梨簇低头看着自己手腕上多出来的这串东西,手指无意识地捻动着一颗珠子。他没有说话,只是用力地点了点头,眼眶似乎有些发红,他飞快地别过脸去,看向殿外刺眼的阳光,下颌线绷得很紧。
我看着这一幕,手腕上那串陪伴我走过最黑暗岁月的紫檀佛珠仿佛也微微发烫。当年胖子将它套在我腕上时,是沉重的枷锁;如今奶奶为梨簇戴上菩提,却是温暖的护佑。命运似乎画了一个奇特的圆,只是圆心早已不同。一股难以言喻的暖流夹杂着迟来的酸楚,悄然漫过心田。
闷油瓶不知何时走到了我身侧,与我并肩而立,安静地看着祖孙俩。他的目光掠过黎簇腕上的新佛珠,又极其短暂地扫过我腕间那串颜色更深沉的紫檀,最终落在我脸上。那眼神依旧平静无波,却像无声的深潭,清晰地映照出我此刻复杂的心绪。他没有说话,只是极其自然地伸出手,微凉的指尖在我紧握的拳头上极其短暂地、安抚性地轻轻触碰了一下,快得像幻觉,随即收回。
从大雄宝殿出来,沿着青石板路拾级而上,便是着名的飞来峰造像。山崖陡峭,怪石嶙峋,历经风霜雨雪的石刻佛像或庄严,或慈悲,或含笑,嵌在嶙峋的山石间,静观千年兴替。阳光透过浓密的树荫,在布满青苔的石阶上投下斑驳的光影。
奶奶年纪大了,爬不了太高,由我妈陪着在半山腰的亭子里休息。我爸和二叔陪着她们。我和胖子、闷油瓶、还有新晋“佛珠拥有者”梨簇继续往上走。
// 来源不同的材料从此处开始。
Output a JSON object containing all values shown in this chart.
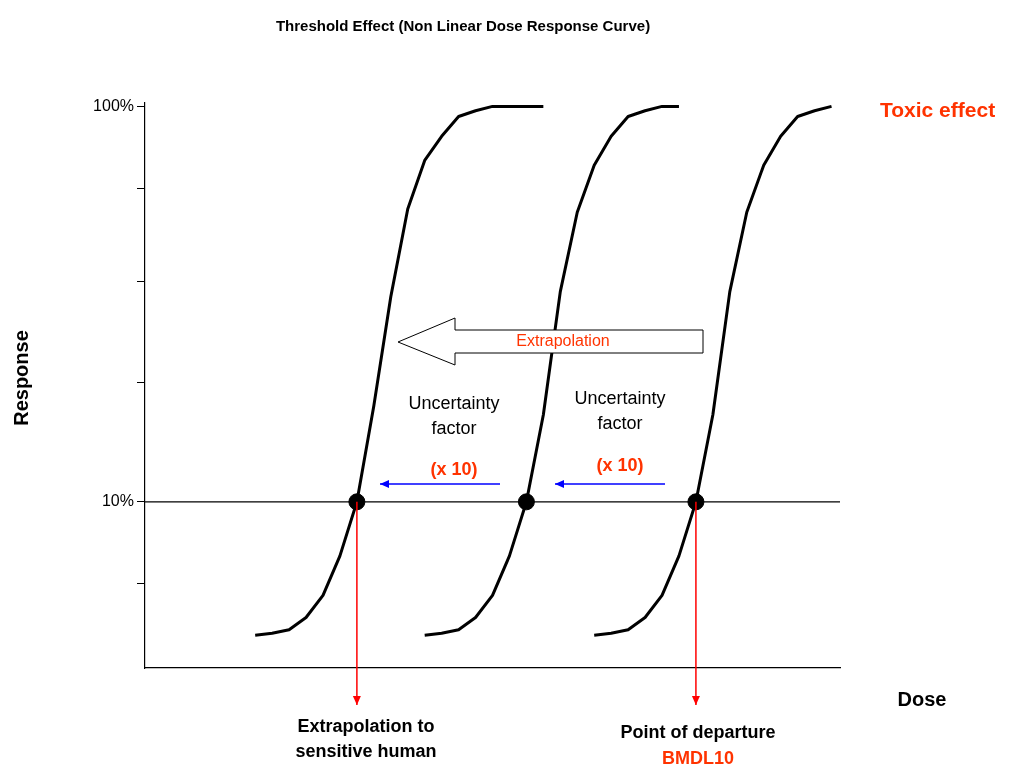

山道不算宽,游人不少。梨簇似乎还沉浸在腕上新物件的奇异感觉里,手指时不时无意识地捻动一下菩提子,目光有些游离。胖子则像个导游,指着那些佛像唾沫横飞:“天真你看!这尊!宋朝的!胖爷我当年…咳,当年在书上看过,这线条,这开脸,绝了!”他硬生生把“当年夹喇嘛时在某某墓里见过类似风格”给咽了回去。
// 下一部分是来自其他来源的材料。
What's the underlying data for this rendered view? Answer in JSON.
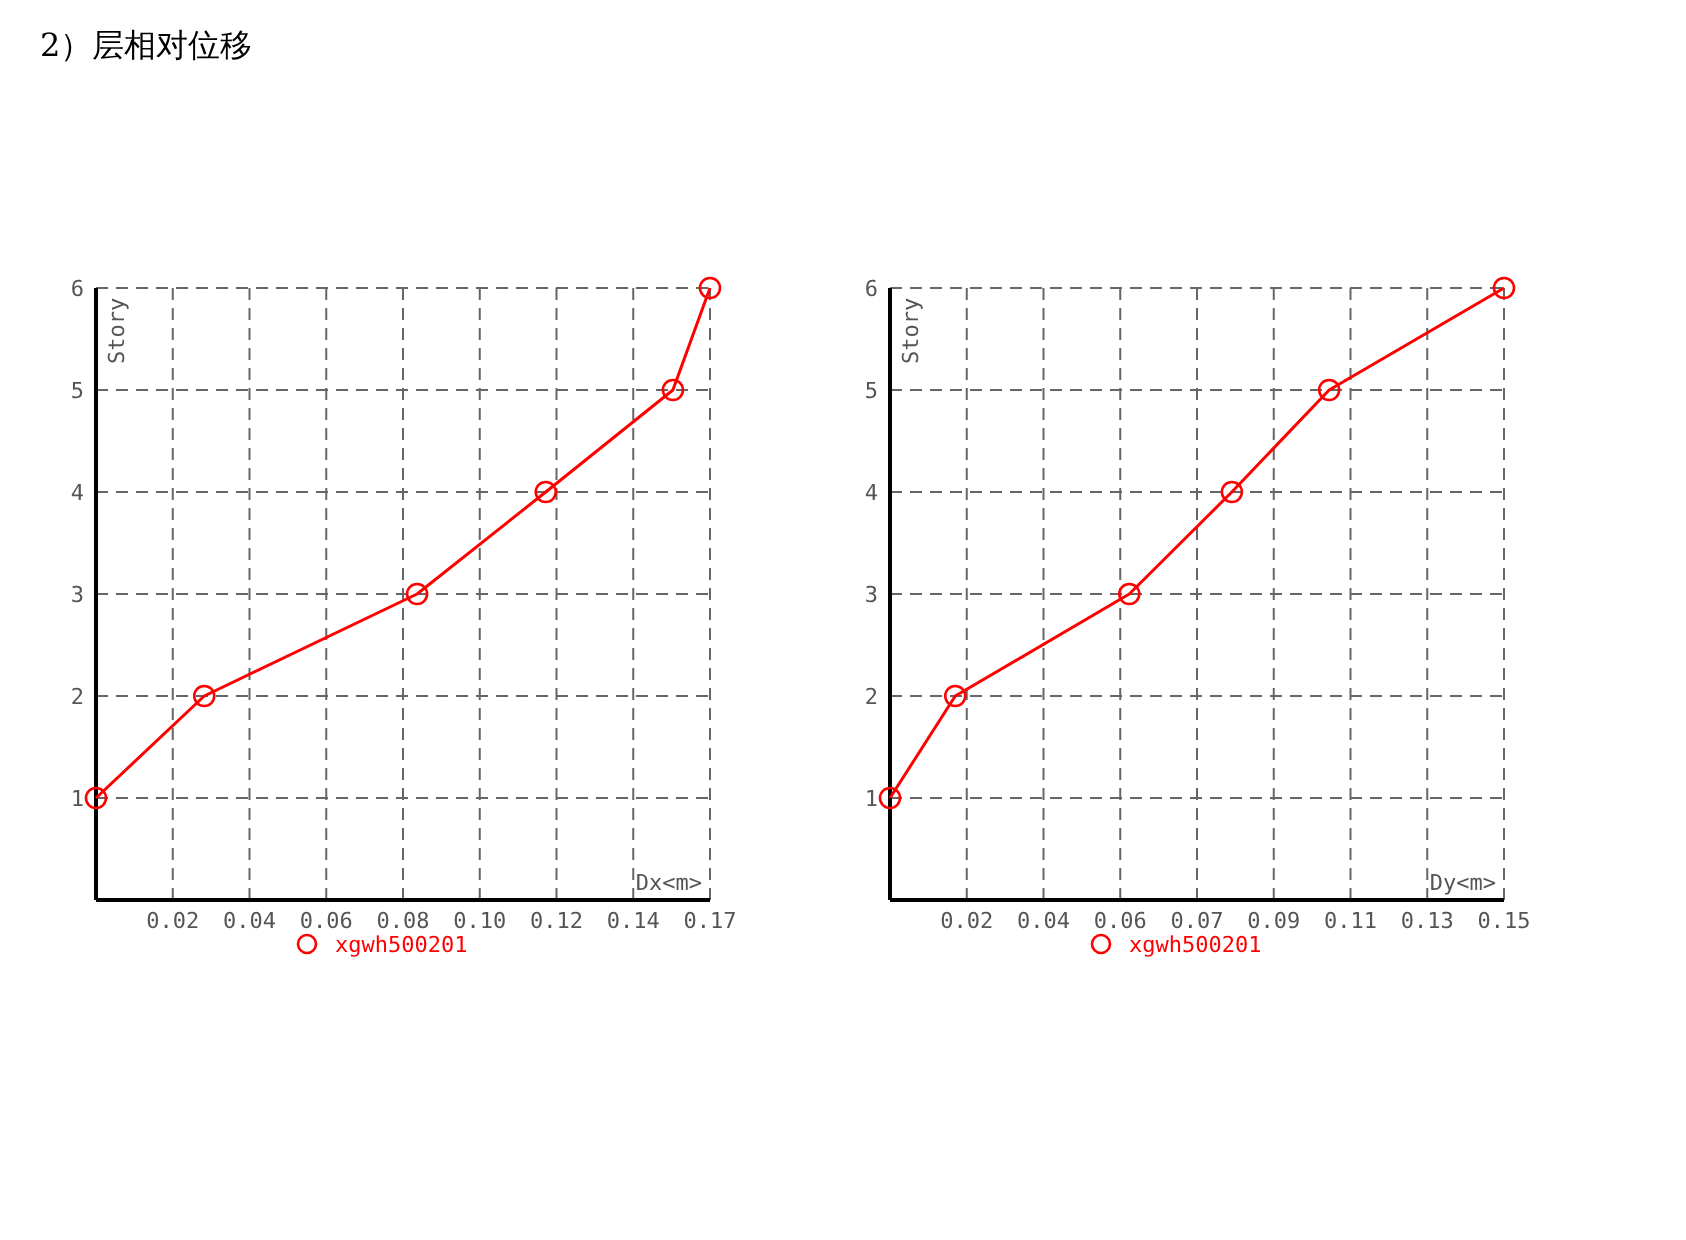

闷油瓶走在最外侧,靠近陡峭的山崖一边,步伐沉稳。他很少抬头看那些佛像,目光大多落在脚下的石阶或前方,仿佛对周遭的景致并无兴趣,又或许,百年的光阴里,他早已看尽了人间神佛。只是每当山路陡峭或人流拥挤时,他总会不着痕迹地调整位置,将我与外侧的悬崖隔开半步的距离,像一个沉默的守护者。
走到一处相对开阔的平台,这里游人稍少,可以俯瞰下方葱茏的山谷和远处灵隐寺的飞檐翘角。平台边缘的护栏旁,立着一块天然的山石,上面用遒劲的字体刻着四个大字——一念放下。
胖子凑过去,摸着下巴:“一念放下…啧啧,这话说的,放得下是佛,放不下是魔啊!天真,你放得下不?”他促狭地朝我挤眉弄眼。
我没理他,目光却不由自主地被那四个字吸引。放下?放下十年的执念?放下青铜门后的风雪?放下那些刻入骨髓的谜团和痛楚?谈何容易。这四字禅语,看似简单,却重逾千斤,像一把无形的尺子,丈量着人心与佛性的距离。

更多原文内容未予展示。